Yet women’s voices are undervalued, the report states, even as government, employers and others violate women’s rights, with many women experiencing an increase in severe violations of these fundamental freedoms and backlashes against gender equality. Exclusions from labor laws, barriers to forming and joining unions and reprisals for labor organizing leave women with “little leverage to change the conditions that entrench poverty, fuel inequality and limit democracy.”

Bangladesh, Women's Day march, worker rights, Solidarity Center

Women’s exclusion from labor laws and reprisals for forming unions in Bangladesh and around the world limit women’s ability to improve their workplaces. Credit: Solidarity Center

For instance in Bangladesh, “in many cases when garment workers want to unionize, they are blacklisted, intimidated, local groups threaten their families and many women are subject to physical assault,” says Nazma Akter, Awaj executive director and president of the Sommilito Garments Sramik Federation (SGSF). “There is no robust legal mechanism to appeal to for the right to organize and to help protect our human rights.”

Women seeking to improve their working conditions face similar challenges around the world, including in Ghana, where women “often are threatened with dismissals or non-renewal of contracts,” say Edward Kareweh, general secretary of the General Agricultural Workers’ Union (GAWU) and GAWU Gender Equality Officer Bashiratu Kamal. “There is a lack of cooperation from government in enforcing laws against discrimination, marginalization and exploitation.”

Morocco, women, agriculture workers, union, bargaining agreement, Solidarity Center

Agricultural workers in Morocco and around the world often are not covered by their countries’ labor laws, a lack of rights that falls especially hard on women.

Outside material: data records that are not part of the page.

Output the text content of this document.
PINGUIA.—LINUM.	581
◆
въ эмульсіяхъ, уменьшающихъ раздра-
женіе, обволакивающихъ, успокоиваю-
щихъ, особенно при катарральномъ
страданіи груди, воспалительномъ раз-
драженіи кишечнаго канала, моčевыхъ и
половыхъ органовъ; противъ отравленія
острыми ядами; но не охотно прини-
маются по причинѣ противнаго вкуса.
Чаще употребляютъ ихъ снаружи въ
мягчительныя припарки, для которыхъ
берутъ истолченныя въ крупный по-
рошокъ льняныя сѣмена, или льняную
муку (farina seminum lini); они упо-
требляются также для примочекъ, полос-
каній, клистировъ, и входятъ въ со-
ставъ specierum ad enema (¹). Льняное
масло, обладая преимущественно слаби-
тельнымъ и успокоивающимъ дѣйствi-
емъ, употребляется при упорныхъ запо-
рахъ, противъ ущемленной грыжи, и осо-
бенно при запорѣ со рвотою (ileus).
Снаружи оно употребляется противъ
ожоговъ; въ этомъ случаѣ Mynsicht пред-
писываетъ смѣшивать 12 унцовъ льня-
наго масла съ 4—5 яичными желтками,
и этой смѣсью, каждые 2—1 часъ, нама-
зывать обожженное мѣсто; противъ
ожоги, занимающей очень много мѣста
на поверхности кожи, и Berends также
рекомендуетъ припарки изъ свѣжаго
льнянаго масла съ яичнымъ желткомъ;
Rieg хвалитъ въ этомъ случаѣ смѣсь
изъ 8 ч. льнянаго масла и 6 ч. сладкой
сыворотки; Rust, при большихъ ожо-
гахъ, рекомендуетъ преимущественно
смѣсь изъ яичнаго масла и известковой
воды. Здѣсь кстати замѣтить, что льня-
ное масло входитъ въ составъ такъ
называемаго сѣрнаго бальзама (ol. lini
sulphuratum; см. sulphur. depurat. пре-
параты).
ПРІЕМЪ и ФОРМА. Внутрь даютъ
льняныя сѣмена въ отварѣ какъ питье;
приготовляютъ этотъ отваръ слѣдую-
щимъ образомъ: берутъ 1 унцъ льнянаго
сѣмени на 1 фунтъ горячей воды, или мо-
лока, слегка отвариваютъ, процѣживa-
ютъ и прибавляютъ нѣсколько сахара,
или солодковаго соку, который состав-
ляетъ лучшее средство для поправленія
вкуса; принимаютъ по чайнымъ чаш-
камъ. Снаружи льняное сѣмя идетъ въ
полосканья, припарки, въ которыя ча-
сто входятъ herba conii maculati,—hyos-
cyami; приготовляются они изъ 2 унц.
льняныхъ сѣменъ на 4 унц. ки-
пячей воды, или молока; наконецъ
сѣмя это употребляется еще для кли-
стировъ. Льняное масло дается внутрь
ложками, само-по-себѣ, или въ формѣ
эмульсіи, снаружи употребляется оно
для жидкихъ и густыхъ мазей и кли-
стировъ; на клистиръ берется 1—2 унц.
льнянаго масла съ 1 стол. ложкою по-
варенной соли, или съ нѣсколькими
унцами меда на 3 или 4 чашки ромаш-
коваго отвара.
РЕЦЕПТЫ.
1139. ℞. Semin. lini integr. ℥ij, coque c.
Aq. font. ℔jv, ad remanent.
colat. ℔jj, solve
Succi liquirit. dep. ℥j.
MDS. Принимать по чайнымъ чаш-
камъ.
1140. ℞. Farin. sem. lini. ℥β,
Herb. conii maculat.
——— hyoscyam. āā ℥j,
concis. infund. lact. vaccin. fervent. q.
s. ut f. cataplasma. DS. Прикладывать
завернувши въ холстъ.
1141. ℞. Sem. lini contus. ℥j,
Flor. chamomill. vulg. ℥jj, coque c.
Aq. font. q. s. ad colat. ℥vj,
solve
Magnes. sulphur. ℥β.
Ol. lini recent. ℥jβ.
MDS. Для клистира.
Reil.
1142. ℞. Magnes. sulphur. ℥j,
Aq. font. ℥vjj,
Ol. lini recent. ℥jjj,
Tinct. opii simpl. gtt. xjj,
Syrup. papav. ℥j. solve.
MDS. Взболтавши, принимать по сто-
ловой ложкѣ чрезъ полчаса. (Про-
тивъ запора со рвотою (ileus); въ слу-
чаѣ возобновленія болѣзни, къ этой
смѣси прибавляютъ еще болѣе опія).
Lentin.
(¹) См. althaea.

Credit: Solidarity Center/Hind Cherrouk

Laws barring retaliation against women who seek to form unions often are not enforced and additional barriers erected, say women activists.

In El Salvador, “the ability to form and join unions is a constitutional right, but in practice, there are many obstacles, ranging from delay in legal registration, defamatory campaigns, loss of employment, widespread violence, to murder in certain cases, says Marta Zaldaña, Secretary General of the union federation FEASIES.

“Tunisia’s Constitution guarantees equality and equal opportunities for men and women. But despite those important laws, the actual problem is in implementing those laws, especially in the interior regions where male domination prevails,” according to a Tunisian woman union activist.

Nazma, Kareweh, Kamal, Zaldaña and the Tunisian activist were among hundreds of worker rights and human rights activists whose testimony informed the report, which Voule is presenting this week to the UN General Assembly. SGSF, GAWU and FEASIES are Solidarity Center partners.

Gender-Based Violence the ‘Fiercest Form of Reprisal’

The ability of women to freely take action is especially critical now, as the COVID-19 pandemic has worsened the inequalities facing women, in their jobs, homes and communities.

“Faced with narrowing civic space, mounting inequalities and rising fundamentalisms, women have persisted in their fight for structural change, speaking truth to power and building resilience in their communities,” the report states.

Gender-based violence and harassment is “perhaps the fiercest form of reprisal to the exercise of the rights to freedom of peaceful assembly and of association for women workers,” the Special Rapporteur finds.

Rose Omamo, Amalgamated Metal Workers Union, Kenya, gender equality, worker rights, Solidarity Center

Violence is used as a way of discouraging women from actively participating in unions and seeking leadership positions—Rose Omamo, Metal Workers Union, Kenya. Credit: Solidarity Center

“Gender-based violence against women at work has been on the rise in various places in Kenya. Violence also is used as a way of discouraging women from actively participating in unions/associations and seeking leadership positions,” says Rose Omamo, general secretary of the Amalgamated Union of Kenya Metal Workers, a Solidarity Center partner.

And, when they protest gender-based violence and harassment, women then become targets. “Women workers in Nigeria have been involved in protests against all forms of gender-based, violence and harassment,” says Mercy Okezie, chairperson of the National Women Commission and Nigeria Labor Congress vice president.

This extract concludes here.